Hey Dave,
On Fri, Jan 18, 2013 at 10:39:22AM +1100, Dave Chinner wrote:
> On Thu, Jan 17, 2013 at 03:41:08PM -0600, Ben Myers wrote:
> > Hey Brian,
> >
> > On Thu, Jan 17, 2013 at 01:11:29PM -0500, Brian Foster wrote:
> > > The stack_switch check currently occurs in __xfs_bmapi_allocate,
> > > which means the stack switch only occurs when xfs_bmapi_allocate()

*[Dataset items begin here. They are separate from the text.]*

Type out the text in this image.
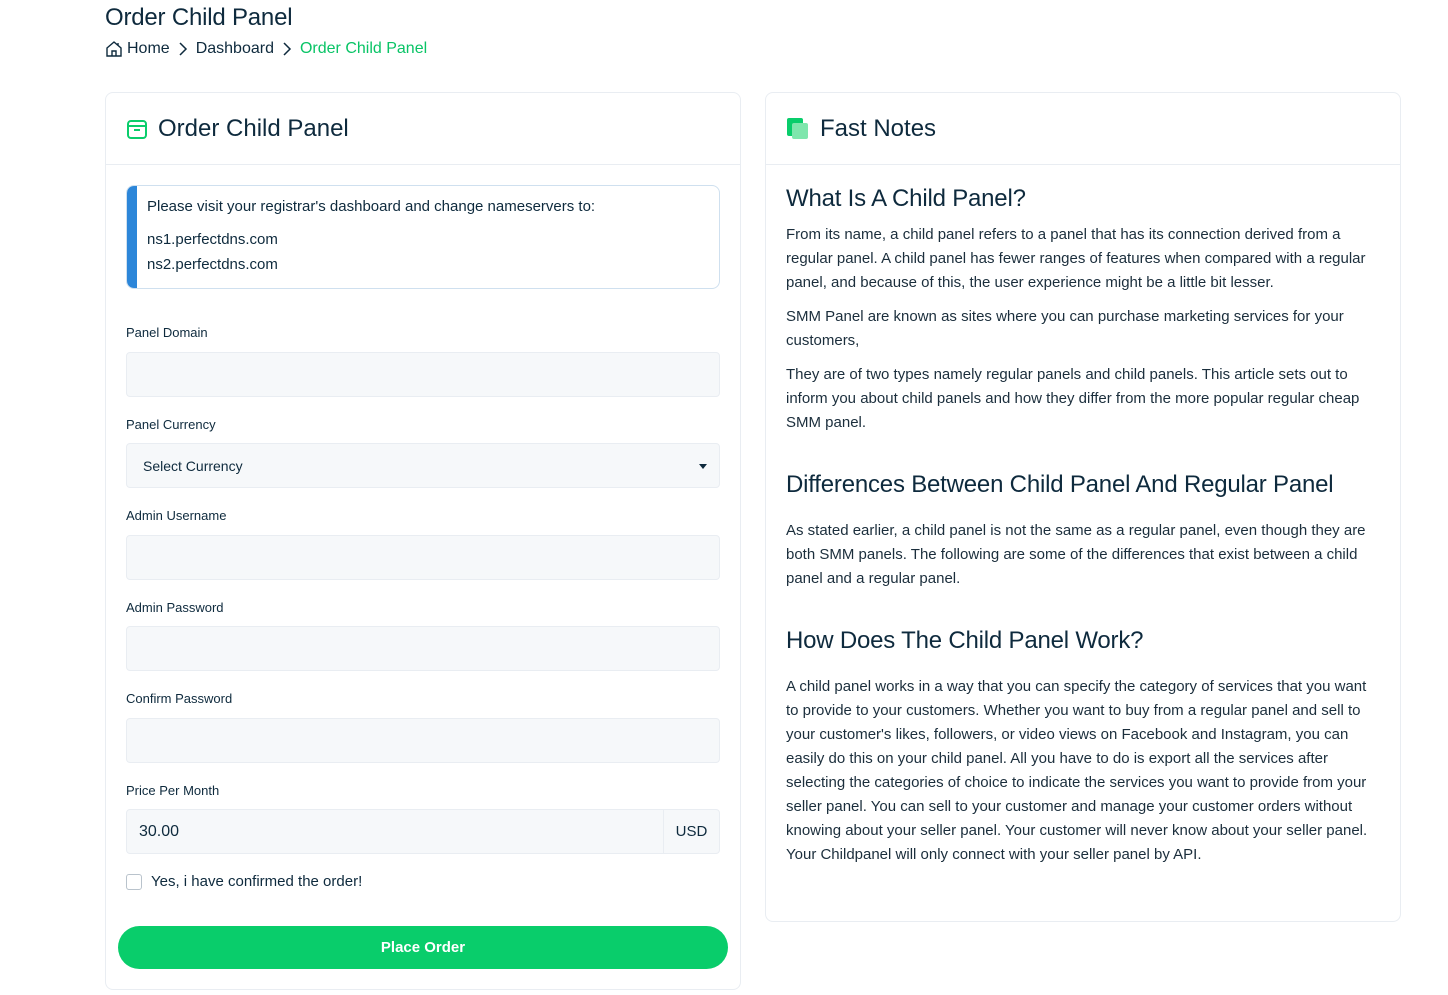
Order Child Panel
Home Dashboard Order Child Panel
Order Child Panel
Please visit your registrar's dashboard and change nameservers to:
ns1.perfectdns.com
ns2.perfectdns.com
Panel Domain
Panel Currency
Select Currency
Admin Username
Admin Password
Confirm Password
Price Per Month
30.00	USD
Yes, i have confirmed the order!
Place Order
Fast Notes
What Is A Child Panel?

From its name, a child panel refers to a panel that has its connection derived from a regular panel. A child panel has fewer ranges of features when compared with a regular panel, and because of this, the user experience might be a little bit lesser.

SMM Panel are known as sites where you can purchase marketing services for your customers,

They are of two types namely regular panels and child panels. This article sets out to inform you about child panels and how they differ from the more popular regular cheap SMM panel.

Differences Between Child Panel And Regular Panel

As stated earlier, a child panel is not the same as a regular panel, even though they are both SMM panels. The following are some of the differences that exist between a child panel and a regular panel.

How Does The Child Panel Work?

A child panel works in a way that you can specify the category of services that you want to provide to your customers. Whether you want to buy from a regular panel and sell to your customer's likes, followers, or video views on Facebook and Instagram, you can easily do this on your child panel. All you have to do is export all the services after selecting the categories of choice to indicate the services you want to provide from your seller panel. You can sell to your customer and manage your customer orders without knowing about your seller panel. Your customer will never know about your seller panel. Your Childpanel will only connect with your seller panel by API.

> > > is called in a loop. Pull the check up before the loop in
> > > xfs_bmapi_write() such that the first iteration of the loop has
> > > consistent behavior.
> > >
> > > Signed-off-by: Brian Foster <bfoster@xxxxxxxxxx>
> > > ---
> > >
> > > I was reading through this code and confused myself over whether the stack
> > > switch ever actually occurs. Eric and Ben pointed out on irc
> > > (simultaneously,
> > > I might add) the surrounding loop that I had missed, but it wasn't clear
> > > whether
> > > the behavior to enable the stack switch after the first iteration was
> > > intentional or not. I'm throwing this out there to either fix the issue
> > > or seek
> > > out an explanation for the existing behavior. Thanks!
> >
> > To me this looks to be the correct behavior. It might be better to
> > just get rid of the XFS_BMAPI_STACK_SWITCH flag entirely. Nice find.
>
> Which would take it back to the original logic which always switched
> stacks and we know that caused significant metadata performance
> degradation in various workloads.
>
> If we want to remove XFS_BMAPI_STACK_SWITCH, then we either need to
> solve either the stack overrun problem (not possible, AFAICT) or the
> metadata performance degradation as a result of always pushing
> allocation off into workqueues. So, unfortunately, until we have some
> other resolution, we stuck with it.... :/
Yeah, I went off the rails there. I meant to suggest something more along the
lines of getting rid of the stack_switch member of the args structure, since
xfs_bmapi_write is the only caller of xfs_bmapi_allocate. But it didn't come
out that way... Anyway, what we have is just fine.
Regards,
Ben
|